The Supreme Court rendered the 109-Tai-Shang-193 Decision of March 19, 2020 (hereinafter, the “Decision”), holding that if a shareholder transfers his/her capital contribution to another person out of a relationship involving no compensation (e.g., borrowing another person’s name for registration), if a dissenting shareholder exercises a pre-emptive right, such shareholder shall assume the transfer for a comparable price and shall not assert that the transfer should be received without compensation due to the cause relationship of transfer which involved no compensation.

The backgrounds and facts for this Decision are summarized as follows.  Intervenor B of this case used to contribute capital to the founding of Company C by borrowing the name of Appellee A, who was registered as a shareholder of Company C.  Later when A and B agreed that A would return to B the capital contribution to Company C, which had been registered with a borrowed name, D, another shareholder of Company C (i.e, the Appellant in this case), requested to exercise a pre-emptive right in accordance with Article 111, Paragraph 2 of the Company Law before amendment and to receive the transfer without compensation.

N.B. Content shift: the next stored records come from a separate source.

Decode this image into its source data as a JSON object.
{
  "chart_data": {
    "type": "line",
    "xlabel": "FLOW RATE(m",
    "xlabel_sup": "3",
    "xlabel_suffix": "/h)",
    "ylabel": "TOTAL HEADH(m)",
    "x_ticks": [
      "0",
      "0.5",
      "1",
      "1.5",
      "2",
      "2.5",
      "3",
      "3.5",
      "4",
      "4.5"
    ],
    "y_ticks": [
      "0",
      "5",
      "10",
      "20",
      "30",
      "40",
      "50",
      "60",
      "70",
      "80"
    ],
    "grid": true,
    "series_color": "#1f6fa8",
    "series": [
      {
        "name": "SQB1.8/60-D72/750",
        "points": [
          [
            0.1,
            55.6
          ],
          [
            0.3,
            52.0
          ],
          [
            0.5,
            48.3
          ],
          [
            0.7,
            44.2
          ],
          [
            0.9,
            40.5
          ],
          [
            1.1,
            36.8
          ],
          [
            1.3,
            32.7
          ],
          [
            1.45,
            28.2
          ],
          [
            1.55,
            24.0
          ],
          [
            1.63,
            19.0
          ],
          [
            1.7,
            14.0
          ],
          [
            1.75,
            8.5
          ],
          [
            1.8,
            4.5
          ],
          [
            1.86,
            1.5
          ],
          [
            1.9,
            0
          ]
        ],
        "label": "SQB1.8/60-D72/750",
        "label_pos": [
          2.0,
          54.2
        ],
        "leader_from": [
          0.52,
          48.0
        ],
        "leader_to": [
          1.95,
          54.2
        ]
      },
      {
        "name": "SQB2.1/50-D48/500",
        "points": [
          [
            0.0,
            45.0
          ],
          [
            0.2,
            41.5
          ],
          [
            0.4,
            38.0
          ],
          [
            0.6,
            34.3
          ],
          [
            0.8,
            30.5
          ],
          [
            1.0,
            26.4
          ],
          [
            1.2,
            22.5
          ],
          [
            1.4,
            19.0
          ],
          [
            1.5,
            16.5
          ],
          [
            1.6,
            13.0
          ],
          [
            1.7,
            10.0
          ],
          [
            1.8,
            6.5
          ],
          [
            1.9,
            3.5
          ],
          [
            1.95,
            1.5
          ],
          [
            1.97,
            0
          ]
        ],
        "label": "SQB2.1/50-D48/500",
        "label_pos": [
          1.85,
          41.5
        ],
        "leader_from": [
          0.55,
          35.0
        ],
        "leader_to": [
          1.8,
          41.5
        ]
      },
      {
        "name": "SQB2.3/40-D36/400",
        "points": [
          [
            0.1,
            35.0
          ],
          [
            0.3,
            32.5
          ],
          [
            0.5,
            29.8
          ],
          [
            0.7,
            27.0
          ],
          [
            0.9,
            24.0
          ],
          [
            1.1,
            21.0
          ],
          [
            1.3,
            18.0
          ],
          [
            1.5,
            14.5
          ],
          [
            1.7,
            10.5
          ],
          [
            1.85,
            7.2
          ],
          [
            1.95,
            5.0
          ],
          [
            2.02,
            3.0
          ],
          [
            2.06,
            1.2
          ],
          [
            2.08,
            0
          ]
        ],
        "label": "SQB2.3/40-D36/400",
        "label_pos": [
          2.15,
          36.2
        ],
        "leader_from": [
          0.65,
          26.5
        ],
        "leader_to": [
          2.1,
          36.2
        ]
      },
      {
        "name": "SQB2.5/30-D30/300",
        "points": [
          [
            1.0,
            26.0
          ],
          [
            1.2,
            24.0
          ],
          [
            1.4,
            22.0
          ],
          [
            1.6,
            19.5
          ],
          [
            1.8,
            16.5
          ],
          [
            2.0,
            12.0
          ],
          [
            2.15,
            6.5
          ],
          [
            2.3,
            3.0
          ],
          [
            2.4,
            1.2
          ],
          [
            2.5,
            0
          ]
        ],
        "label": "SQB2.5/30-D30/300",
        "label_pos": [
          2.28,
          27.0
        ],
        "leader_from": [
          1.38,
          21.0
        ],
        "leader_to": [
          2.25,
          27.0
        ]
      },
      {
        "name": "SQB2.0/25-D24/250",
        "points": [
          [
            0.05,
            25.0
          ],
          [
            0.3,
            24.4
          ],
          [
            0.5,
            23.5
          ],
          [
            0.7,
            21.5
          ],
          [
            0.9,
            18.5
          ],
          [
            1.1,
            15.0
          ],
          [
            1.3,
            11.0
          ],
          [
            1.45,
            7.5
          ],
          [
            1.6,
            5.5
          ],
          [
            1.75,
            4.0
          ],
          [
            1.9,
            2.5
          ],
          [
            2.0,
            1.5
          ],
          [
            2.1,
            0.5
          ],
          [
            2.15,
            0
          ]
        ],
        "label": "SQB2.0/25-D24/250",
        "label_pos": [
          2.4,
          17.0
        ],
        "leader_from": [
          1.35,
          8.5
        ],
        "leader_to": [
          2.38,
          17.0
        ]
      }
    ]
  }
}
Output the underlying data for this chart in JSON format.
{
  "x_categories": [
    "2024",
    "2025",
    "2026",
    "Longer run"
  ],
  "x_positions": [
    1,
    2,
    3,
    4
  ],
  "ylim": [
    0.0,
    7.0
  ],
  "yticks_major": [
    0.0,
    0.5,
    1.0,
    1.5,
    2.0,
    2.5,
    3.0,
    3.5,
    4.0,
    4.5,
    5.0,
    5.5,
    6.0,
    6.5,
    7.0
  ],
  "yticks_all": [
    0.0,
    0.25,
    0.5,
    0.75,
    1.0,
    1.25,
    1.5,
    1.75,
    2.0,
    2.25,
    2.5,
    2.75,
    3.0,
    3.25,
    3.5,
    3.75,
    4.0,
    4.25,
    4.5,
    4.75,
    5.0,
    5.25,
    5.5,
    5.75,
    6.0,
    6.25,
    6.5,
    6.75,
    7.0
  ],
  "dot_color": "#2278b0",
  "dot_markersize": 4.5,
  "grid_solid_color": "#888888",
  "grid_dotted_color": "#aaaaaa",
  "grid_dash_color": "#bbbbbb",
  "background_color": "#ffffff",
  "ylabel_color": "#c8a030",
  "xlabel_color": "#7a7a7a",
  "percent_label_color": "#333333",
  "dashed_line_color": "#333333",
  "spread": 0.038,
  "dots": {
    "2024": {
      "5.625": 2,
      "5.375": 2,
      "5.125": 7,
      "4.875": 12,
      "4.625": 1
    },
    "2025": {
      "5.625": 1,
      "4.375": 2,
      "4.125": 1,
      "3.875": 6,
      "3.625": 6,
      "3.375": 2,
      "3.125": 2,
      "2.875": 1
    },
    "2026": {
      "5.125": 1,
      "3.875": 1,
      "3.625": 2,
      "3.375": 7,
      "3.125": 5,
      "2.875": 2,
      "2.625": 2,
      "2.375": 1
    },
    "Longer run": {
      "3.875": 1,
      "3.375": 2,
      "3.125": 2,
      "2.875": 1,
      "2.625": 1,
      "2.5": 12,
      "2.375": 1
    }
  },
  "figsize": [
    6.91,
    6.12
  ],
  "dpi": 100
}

In this Decision, the court pointed out that Article 111, Paragraphs 1 and 2 of the Company Law before amendment respectively stipulated: “A shareholder shall not transfer his/her capital contribution in whole or in part to another person without the approval of the majority of the other shareholders,” and “In case of the transfer in the preceding paragraph, dissenting shareholders shall have a pre-emptive right and shall be deemed to agree to the transfer and to the modification of the articles of incorporations concerning shareholders and their capital contribution if such right is not exercised.  However, the pre-emptive right, which may be exercised by a dissenting shareholder under Paragraph 2, only means that a dissenting shareholder may exercise a pre-emptive right and does not suggest that the cause relationship between two capital contribution parties is certainly assumed by the dissenting shareholder.  Therefore, if a shareholder assigns his/her capital contribution to another person out of a relationship involving no compensation, a dissenting shareholder who exercises a pre-emptive right can only receive the transfer for a comparable price and cannot assert that the capital contribution should be transferred without compensation due to the original cause relationship.

Based on the above argument, although the court finally recognized that A returned the capital contribution to Company C, which was registered with a borrowed name, out of the relationship of registration with a borrowed name with B, still this was an act of transferring capital contribution from the perspectives of the other shareholders of Company C.  Therefore, since D disagreed with the transfer of the capital contribution, D could certainly assert a pre-emptive right in accordance with Article 111, Paragraph 2 of the Company Law before amendment.  However, D should still receive the transfer for a price comparable to the capital contribution at issue to meet the legal requirements.